Thanks for letting me share and thanks to forum member Kim Miller for taking this outstanding photo of Zak when he was just 3 months of age


----------



## lyn_j (Aug 20, 2004)

[SIZE=14pt]How wonderful! He is gorgeous![/SIZE]

Lyn


----------



## Erica (Aug 20, 2004)

Oh I LOVE Him Getita



..........clone another one for next year in the other sex for me


----------



## Filipowicz Farm (Aug 20, 2004)

Getitia he is gorgeous but all of your horses take you breath away seen many at the shows. Congratulations.


----------



## kaykay (Aug 20, 2004)

i got to see him at congress and he took my breath away! actually i had to go look at him several times didnt i getitia?? LOL


----------



## crponies (Aug 20, 2004)

What a handsome boy he is!

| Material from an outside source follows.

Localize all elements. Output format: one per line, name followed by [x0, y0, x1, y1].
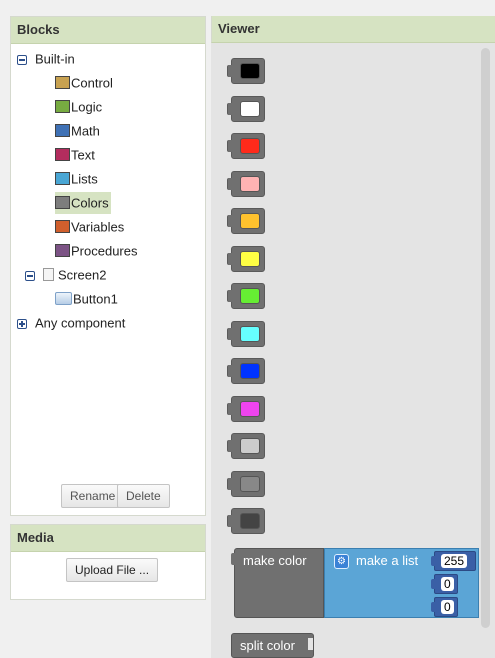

I suppose I met him in June, didn't I? There were so many gorgeous minis and ponies I don't remember for sure


----------



## ponygirltx (Aug 21, 2004)

What can I say, but WOW!!! I would love to see him in person. Talk about a look at me personality!!!!

Jamie


----------



## Bess Kelly (Aug 21, 2004)

That is an awesome, awesome baby!! Be sure to post a pic next year so we can watch that guy grow up. If you find you don't have room for him anymore, get my addy and ship him to me.


----------



## CountryHaven (Aug 21, 2004)

That boy is built! What a future he has.


----------



## Lewella (Aug 21, 2004)

Like Kaykay I got to see him in person at Congress






He's a stunner, no doubt about it!


----------



## Cathy_H (Aug 21, 2004)

Getitia ... He sure is BEAUTIFUL.....And I sure am glad I have a half sister to him (well - will soon have her anyway) .... (Lee told me to say that)........................ Lee said he is an absolutely beautiful colt and I AGREE..... CONGRATULATIONS! (Cathy)


----------



## kaykay (Aug 22, 2004)

hi lewella

I had never seen him before and russ and I went over to see all of getitias horses. Russ said if you could which one would you buy. Well guess who i picked LOL


----------



## Gail (Sep 12, 2004)

Getitia I love Lee's foals! I'm very happy with my filly from this year and Girl just told me she is going to give me a beautiful B/W filly next Spring also! I can hardly wait!

Your other horses/ponies aren't to shabby either. LOL Anyone of them can come live here.


----------



## USMCshamusmom (Sep 13, 2004)

WOW congratulations!!!!


----------